Towards Generalized Frameworks for Object Recognition
Publication or External Link
Over the past few years, deep convolutional neural network (DCNN) based approaches have been immensely successful in tackling a diverse range of object recognition problems. Popular DCNN architectures like deep residual networks (ResNets) are highly generic, not just for classification, but also for high level tasks like detection/tracking which rely on classification DCNNs as their backbone. The generality of DCNNs however doesn't extend to image-to-image(Im2Im) regression tasks (eg: super-resolution, denoising, rgb-to-depth, relighting, etc). For such tasks, DCNNs are often highly task-specific and require specific ancillary post-processing methods. The major issue plaguing the design of generic architectures for such tasks is the tradeoff between context/locality given a fixed computation/memory budget.
We first present a generic DCNN architecture for Im2Im regression that can be trained end-to-end without any further machinery. Our proposed architecture, the Recursively Branched Deconvolutional Network (RBDN), which features a cheap early multi-context image representation, an efficient recursive branching scheme with extensive parameter sharing and learnable upsampling. We provide qualitative/quantitative results on 3 diverse tasks: relighting, denoising and colorization and show that our proposed RBDN architecture obtains comparable results to the state-of-the-art on each of these tasks when used off-the-shelf without any post processing or task-specific architectural modifications.

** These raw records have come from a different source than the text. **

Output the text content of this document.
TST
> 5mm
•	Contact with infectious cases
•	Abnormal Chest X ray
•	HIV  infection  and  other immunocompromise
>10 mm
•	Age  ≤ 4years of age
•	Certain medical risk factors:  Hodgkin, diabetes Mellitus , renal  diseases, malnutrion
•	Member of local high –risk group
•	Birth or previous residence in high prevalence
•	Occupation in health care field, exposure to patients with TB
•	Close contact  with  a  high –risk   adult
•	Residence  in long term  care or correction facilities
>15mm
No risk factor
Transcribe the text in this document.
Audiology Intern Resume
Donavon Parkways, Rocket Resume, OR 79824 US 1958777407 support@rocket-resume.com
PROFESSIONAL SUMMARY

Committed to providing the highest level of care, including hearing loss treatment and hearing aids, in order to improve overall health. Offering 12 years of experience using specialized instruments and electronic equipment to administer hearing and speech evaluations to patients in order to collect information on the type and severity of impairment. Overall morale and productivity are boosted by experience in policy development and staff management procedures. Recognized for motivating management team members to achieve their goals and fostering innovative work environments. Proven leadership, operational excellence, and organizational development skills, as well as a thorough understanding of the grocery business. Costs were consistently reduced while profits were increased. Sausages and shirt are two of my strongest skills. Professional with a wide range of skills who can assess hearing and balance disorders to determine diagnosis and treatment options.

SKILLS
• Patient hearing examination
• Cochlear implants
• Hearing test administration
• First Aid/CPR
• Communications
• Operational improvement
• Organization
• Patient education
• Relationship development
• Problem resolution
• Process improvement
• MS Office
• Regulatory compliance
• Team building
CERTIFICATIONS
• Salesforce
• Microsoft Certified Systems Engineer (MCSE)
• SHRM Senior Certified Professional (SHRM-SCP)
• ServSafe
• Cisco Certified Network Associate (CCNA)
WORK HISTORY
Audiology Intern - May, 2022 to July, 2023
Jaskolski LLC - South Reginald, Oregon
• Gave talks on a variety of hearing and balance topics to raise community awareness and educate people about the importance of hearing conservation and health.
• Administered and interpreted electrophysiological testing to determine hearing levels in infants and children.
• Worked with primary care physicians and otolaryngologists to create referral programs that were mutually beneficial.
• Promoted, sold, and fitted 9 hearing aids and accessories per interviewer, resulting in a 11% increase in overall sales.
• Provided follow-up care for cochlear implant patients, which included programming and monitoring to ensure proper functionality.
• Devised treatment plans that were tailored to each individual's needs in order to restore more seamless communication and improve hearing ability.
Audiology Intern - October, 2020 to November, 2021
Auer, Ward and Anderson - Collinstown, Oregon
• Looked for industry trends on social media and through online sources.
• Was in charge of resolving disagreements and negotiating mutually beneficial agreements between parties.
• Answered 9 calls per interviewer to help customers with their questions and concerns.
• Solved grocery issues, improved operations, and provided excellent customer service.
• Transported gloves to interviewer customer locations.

Second, we focus on gradient flow and optimization in ResNets. In particular, we theoretically analyze why pre-activation(v2) ResNets outperform the original ResNets(v1) on CIFAR datasets but not on ImageNet. Our analysis reveals that although v1-ResNets lack ensembling properties, they can have a higher effective depth in comparison to v2-ResNes. Subsequently, we show that downsampling projections (while only few in number) have a significantly detrimental effect on performance. We show that by simply replacing downsampling-projections with identity-like dense-reshape shortcuts, the classification results of standard residual architectures like ResNets, ResNeXts and SE-Nets improve by up to 1.2% on ImageNet, without any increase in computational complexity (FLOPs).
Finally, we present a robust non-parametric probabilistic ensemble method for multi-classification, which outperforms the state-of-the-art ensemble methods on several machine learning and computer vision datasets for object recognition with statistically significant improvements. The approach is particularly geared towards multi-classification problems with very low training data and/or a fairly high proportion of outliers, for which training end-to-end DCNNs is not very beneficial.